Poi, sconsolato e in tono di resa, aveva concluso: “Dove pensate che io possa usare
queste conoscenze? Chi ha voglia di ascoltare queste cose, da un vecchio come me?”
Fu proprio nei pressi di Buhera che i due fratelli evasi scorsero, tra la vegetazione, i
binari di una ferrovia abbandonata. E’ precisato nel diario di mio zio.
All’inizio del secolo, infatti, era iniziata la costruzione di alcune linee per collegare la
costa dell’oceano indiano con i bacini auriferi dell’ovest e, nei primi anni ’20, era in
voga viaggiare in quelle aree per svago.
Era possibile vedere la selvaggina comodamente seduti in un vagone ferroviario.
Spesso il treno si fermava e i viaggiatori scendevano. Era successo che qualche
ritardatario, pedinato da un leone, fosse costretto e rifugiarsi sugli alberi e da lì
guardare rassegnato il proprio treno che, svaporando, si allontanava per poi
scomparire tra acacie ed eucalipti.
Alla fine la direzione ferroviaria, alla luce di quanto accaduto, aveva deciso di fissare
agli alberi delle scale a pioli per i passeggeri minacciati dai predatori in agguato.
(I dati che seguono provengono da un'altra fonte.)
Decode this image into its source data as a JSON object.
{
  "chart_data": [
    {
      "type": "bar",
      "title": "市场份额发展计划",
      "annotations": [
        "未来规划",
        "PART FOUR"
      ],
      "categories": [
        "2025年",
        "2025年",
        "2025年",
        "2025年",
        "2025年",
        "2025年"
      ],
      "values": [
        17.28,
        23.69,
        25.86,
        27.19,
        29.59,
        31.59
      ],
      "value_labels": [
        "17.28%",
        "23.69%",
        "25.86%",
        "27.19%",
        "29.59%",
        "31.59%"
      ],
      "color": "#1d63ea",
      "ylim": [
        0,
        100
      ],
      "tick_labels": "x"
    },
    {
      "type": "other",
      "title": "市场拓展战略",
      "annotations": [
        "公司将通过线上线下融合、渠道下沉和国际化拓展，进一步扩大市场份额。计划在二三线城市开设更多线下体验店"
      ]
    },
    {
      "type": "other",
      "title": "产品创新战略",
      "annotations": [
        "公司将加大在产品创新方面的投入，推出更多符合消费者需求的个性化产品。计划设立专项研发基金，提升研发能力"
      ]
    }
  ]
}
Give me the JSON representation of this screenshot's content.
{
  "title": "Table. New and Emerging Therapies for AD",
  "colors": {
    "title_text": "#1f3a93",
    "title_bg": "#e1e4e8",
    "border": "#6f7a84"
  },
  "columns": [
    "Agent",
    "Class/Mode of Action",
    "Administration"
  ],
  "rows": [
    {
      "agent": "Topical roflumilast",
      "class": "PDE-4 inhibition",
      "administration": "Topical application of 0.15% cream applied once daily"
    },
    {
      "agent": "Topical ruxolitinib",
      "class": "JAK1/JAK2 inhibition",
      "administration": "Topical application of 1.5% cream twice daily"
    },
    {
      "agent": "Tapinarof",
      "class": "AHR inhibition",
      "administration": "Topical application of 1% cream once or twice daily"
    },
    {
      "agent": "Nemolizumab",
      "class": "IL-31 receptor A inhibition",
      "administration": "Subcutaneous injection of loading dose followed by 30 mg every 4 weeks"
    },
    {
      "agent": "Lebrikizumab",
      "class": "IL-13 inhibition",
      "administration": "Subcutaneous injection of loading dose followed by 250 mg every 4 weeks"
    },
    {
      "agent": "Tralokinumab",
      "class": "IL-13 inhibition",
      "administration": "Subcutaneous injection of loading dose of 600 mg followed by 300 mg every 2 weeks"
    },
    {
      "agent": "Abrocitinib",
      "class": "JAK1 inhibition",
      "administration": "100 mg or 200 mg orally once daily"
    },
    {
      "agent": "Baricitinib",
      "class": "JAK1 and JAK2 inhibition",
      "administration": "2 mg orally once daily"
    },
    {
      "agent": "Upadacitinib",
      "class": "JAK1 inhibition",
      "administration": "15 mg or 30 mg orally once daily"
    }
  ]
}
Negli anni ’40, la Rhodesia aveva conservato molti cimeli che risalivano alla magia
dei pionieri dell’era ferroviaria.
E così, con l’ultimo riferimento alla ferrovia, chiudo questo mio intervento, facendo i
complimenti all’amico Mario e a suo figlio Luigi, i quali, con pervicacia, dando alle
stampe il libro, hanno coronato il loro progetto. Grazie.